Coming in July: The Emoji Movie. IMDB says its about a “multi-expressional” emoji striving to become a normal emoji. Yes, emoji’s have come a long way, baby – and here, Safertech shows you how to enjoy your emojis and keep your privacy.
Apple & Android make emoji-filled texts and emails easy
You can access them this way: Just go to keyboard settings and enable the emoji keyboards. And you can check if your Android is emoji-enabled this way: Google “emoji” If you see faces, hearts, stars etc.–it is. See squares? It’s not.

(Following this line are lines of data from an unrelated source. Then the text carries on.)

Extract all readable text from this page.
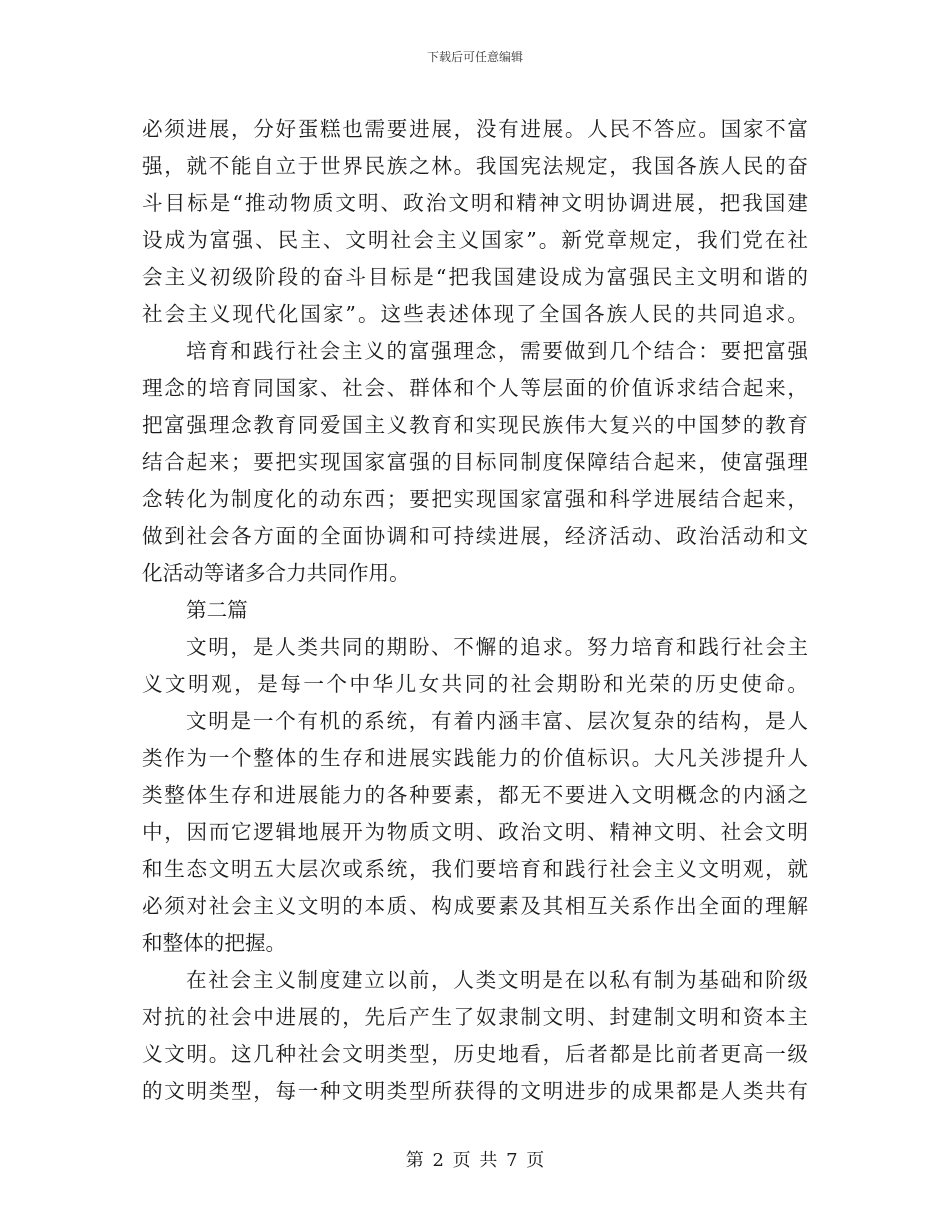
下载后可任意编辑
必须进展，分好蛋糕也需要进展，没有进展。人民不答应。国家不富
强，就不能自立于世界民族之林。我国宪法规定，我国各族人民的奋
斗目标是“推动物质文明、政治文明和精神文明协调进展，把我国建
设成为富强、民主、文明社会主义国家”。新党章规定，我们党在社
会主义初级阶段的奋斗目标是“把我国建设成为富强民主文明和谐的
社会主义现代化国家”。这些表述体现了全国各族人民的共同追求。
培育和践行社会主义的富强理念，需要做到几个结合：要把富强
理念的培育同国家、社会、群体和个人等层面的价值诉求结合起来，
把富强理念教育同爱国主义教育和实现民族伟大复兴的中国梦的教育
结合起来；要把实现国家富强的目标同制度保障结合起来，使富强理
念转化为制度化的动东西；要把实现国家富强和科学进展结合起来，
做到社会各方面的全面协调和可持续进展，经济活动、政治活动和文
化活动等诸多合力共同作用。
第二篇
文明，是人类共同的期盼、不懈的追求。努力培育和践行社会主
义文明观，是每一个中华儿女共同的社会期盼和光荣的历史使命。
文明是一个有机的系统，有着内涵丰富、层次复杂的结构，是人
类作为一个整体的生存和进展实践能力的价值标识。大凡关涉提升人
类整体生存和进展能力的各种要素，都无不要进入文明概念的内涵之
中，因而它逻辑地展开为物质文明、政治文明、精神文明、社会文明
和生态文明五大层次或系统，我们要培育和践行社会主义文明观，就
必须对社会主义文明的本质、构成要素及其相互关系作出全面的理解
和整体的把握。
在社会主义制度建立以前，人类文明是在以私有制为基础和阶级
对抗的社会中进展的，先后产生了奴隶制文明、封建制文明和资本主
义文明。这几种社会文明类型，历史地看，后者都是比前者更高一级
的文明类型，每一种文明类型所获得的文明进步的成果都是人类共有
第 2 页 共 7 页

If your phone doesn’t come with emojis or you want the bigger better package of options, you can still download them from the app store. Third-party or outside developers began creating alternative emoji keyboards in an attempt to offer smartphone users a greater array of even better, more lively communication. These keyboards are desirable because they can grant the user, for instance, the ability to send animated .gifs on both iPhone and Android phones.
When you download a third party app you are often granting the developer “full access” to capture every keystroke you enter. YIKES!! I think the emoji above says it All! PLEASE read the policy carefully before you download.
Your emoji may not look like mine
It depends on if you’re looking at a Google Phone, an iphone or a Samsung. What’s called “the scream” emoji comes out looking like a ghost coming out of a the emoji mouth on the Samsung. There’s a great article that showing what 9 emoji’s look like on the 3 different phones here.
A History of Keyboards
Emojis have come a long way, baby. Originating from Japan around 1990s, emojis are ideograms that were created to make communicating certain emotions or facial expressions easier. Emojis have evolved and a lot of them have seem to take on their own identity within the culture – they transmit subtle, nuanced feelings, subtext or auxiliary meaning to the seasoned user.
In fact, research shows emoji-heavy communication is often misunderstood when they were originally created to clarify tone in text messaging. However, social platforms like Facebook, Google and Twitter certainly may want to know what you mean by your emoji usage, see the article below in Research, that points out that Twitter and Facebook are analyzing your posts to target ads to you based off your emoji usage. That’s makes us feel very “:/” here are Safertech.
Final Thoughts for Safertech Solutions
We don’t recommend that you install a third party emoji keyboard apps on your phone even though they are fun. If you must, select a keyboard that doesn’t require full permissions. In general, be selective about what you type into your phone – no matter how many precautions you take if you’re a smartphone user.